Both as artistic director of London’s Gate Theatre in the mid-1990s and thereafter with the Royal Shakespeare Company and elsewhere, Laurence Boswell has been British theatre’s foremost contemporary evangelist for the dramas of the early-17th-century Spanish Golden Age. Last autumn, on his current home turf at the Ustinov Studio in Bath, Boswell curated a season consisting of newly retranslated revisitations to a couple of plays from his Gate era, Tirso de Molina’s Don Gil of the Green Breeches and Punishment Without Revenge by Lope de Vega, together with another Lope, A Lady of Little Sense (La Dama Boba, 1613).

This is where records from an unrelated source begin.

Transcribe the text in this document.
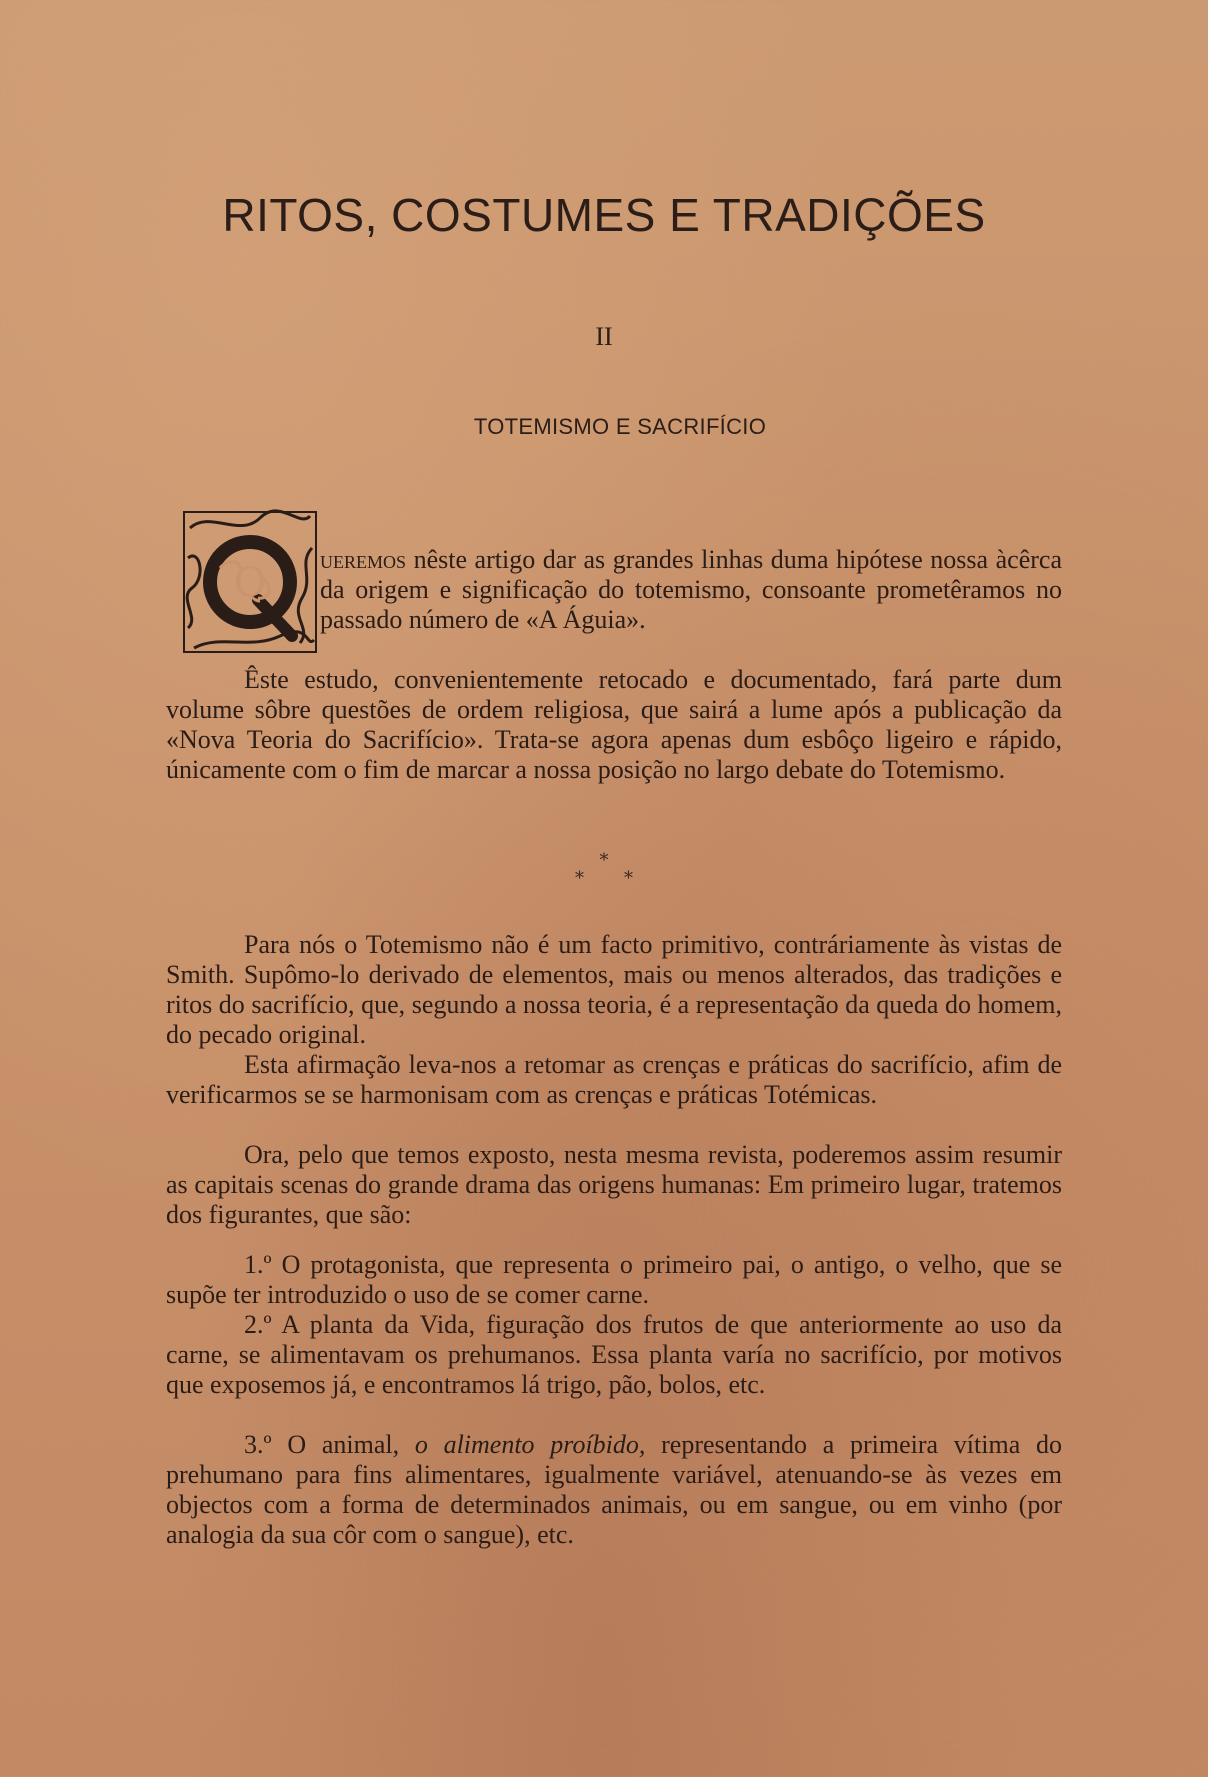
RITOS, COSTUMES E TRADIÇÕES
II
TOTEMISMO E SACRIFÍCIO
Q
ueremos nêste artigo dar as grandes linhas duma hipótese nossa àcêrca da origem e significação do totemismo, consoante prometêramos no passado número de «A Águia».

Êste estudo, convenientemente retocado e documentado, fará parte dum volume sôbre questões de ordem religiosa, que sairá a lume após a publicação da «Nova Teoria do Sacrifício». Trata-se agora apenas dum esbôço ligeiro e rápido, únicamente com o fim de marcar a nossa posição no largo debate do Totemismo.

*
**

Para nós o Totemismo não é um facto primitivo, contráriamente às vistas de Smith. Supômo-lo derivado de elementos, mais ou menos alterados, das tradições e ritos do sacrifício, que, segundo a nossa teoria, é a representação da queda do homem, do pecado original.

Esta afirmação leva-nos a retomar as crenças e práticas do sacrifício, afim de verificarmos se se harmonisam com as crenças e práticas Totémicas.

Ora, pelo que temos exposto, nesta mesma revista, poderemos assim resumir as capitais scenas do grande drama das origens humanas: Em primeiro lugar, tratemos dos figurantes, que são:

1.º O protagonista, que representa o primeiro pai, o antigo, o velho, que se supõe ter introduzido o uso de se comer carne.

2.º A planta da Vida, figuração dos frutos de que anteriormente ao uso da carne, se alimentavam os prehumanos. Essa planta varía no sacrifício, por motivos que exposemos já, e encontramos lá trigo, pão, bolos, etc.

3.º O animal, o alimento proíbido, representando a primeira vítima do prehumano para fins alimentares, igualmente variável, atenuando-se às vezes em objectos com a forma de determinados animais, ou em sangue, ou em vinho (por analogia da sua côr com o sangue), etc.
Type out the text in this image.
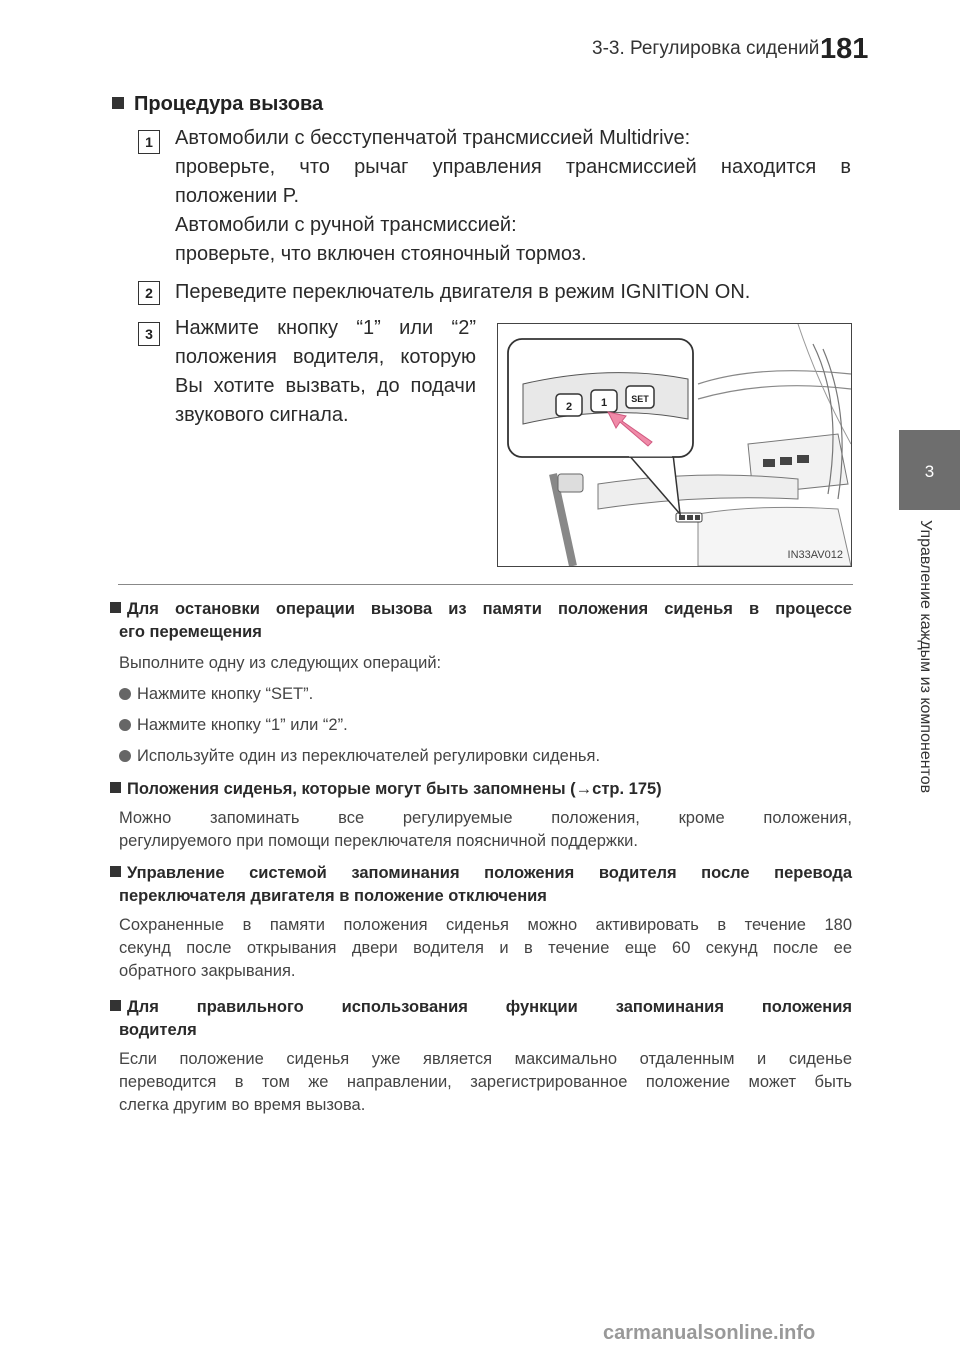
3-3. Регулировка сидений 181
3
Управление каждым из компонентов
Процедура вызова
1	Автомобили с бесступенчатой трансмиссией Multidrive:
проверьте, что рычаг управления трансмиссией находится в
положении P.
Автомобили с ручной трансмиссией:
проверьте, что включен стояночный тормоз.
2	Переведите переключатель двигателя в режим IGNITION ON.
3	Нажмите кнопку “1” или “2”
положения водителя, которую
Вы хотите вызвать, до подачи
звукового сигнала.	2	1	SET
IN33AV012
Для остановки операции вызова из памяти положения сиденья в процессе
его перемещения
Выполните одну из следующих операций:
Нажмите кнопку “SET”.
Нажмите кнопку “1” или “2”.
Используйте один из переключателей регулировки сиденья.
Положения сиденья, которые могут быть запомнены (→стр. 175)
Можно запоминать все регулируемые положения, кроме положения,
регулируемого при помощи переключателя поясничной поддержки.
Управление системой запоминания положения водителя после перевода
переключателя двигателя в положение отключения
Сохраненные в памяти положения сиденья можно активировать в течение 180
секунд после открывания двери водителя и в течение еще 60 секунд после ее
обратного закрывания.
Для правильного использования функции запоминания положения
водителя
Если положение сиденья уже является максимально отдаленным и сиденье
переводится в том же направлении, зарегистрированное положение может быть
слегка другим во время вызова.
carmanualsonline.info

This package has now transferred in repertoire to the Arcola in London (whose supremo Mehmet Ergen has directed Don Gil).

The basic set-up is a cousin to that of The Taming of the Shrew: two sisters of marriageable age – but in this case neither is a straightforward proposition. Nise is an arrogant bluestocking, while not even a dowry of 40,000 ducats can hide the fact that Finea is, as my mother used to say, as thick as champ. Liseo, who has arrived in Madrid to court Finea, is daunted by her spectacular stupidity and falls instead for Nise; meanwhile Laurencio, one of a clutch of suitors whom Nise disdains, decides to take the money along with Finea’s hand. Under his courtship she blossoms in both simple intellect and feeling, which drives Laurencio to jealousy and provokes Liseo to revert to Plan A.

It’s an exuberant comedy, and David Johnston’s translation catches its energy. Katie Lightfoot as the petulant Nise and Frances McNamee as duckling-into-swan Finea provide strong twin foci, culminating in a song-and-dance sequence that is superficially courtly but plainly amounts to a sisterly duel. Simon Scardifield draws on his seemingly inexhaustible supply of boyish charm as Liseo, and Jim Bywater turns in a fine set of cameos including playing a tutor and a dancing master each driven to distraction by the early idiocies of Finea.

Ultimately, though, Lope de Vega’s play runs into a similar problem to Shakespeare’s: he genuinely does believe that Nise is literally too clever for her own good. And moreover, despite much talk of punishing Laurencio for his two-timing, neither he nor Liseo suffer for changing their affections with the prevailing winds. With these disquieting undercurrents, you can never quite give yourself up to the fun.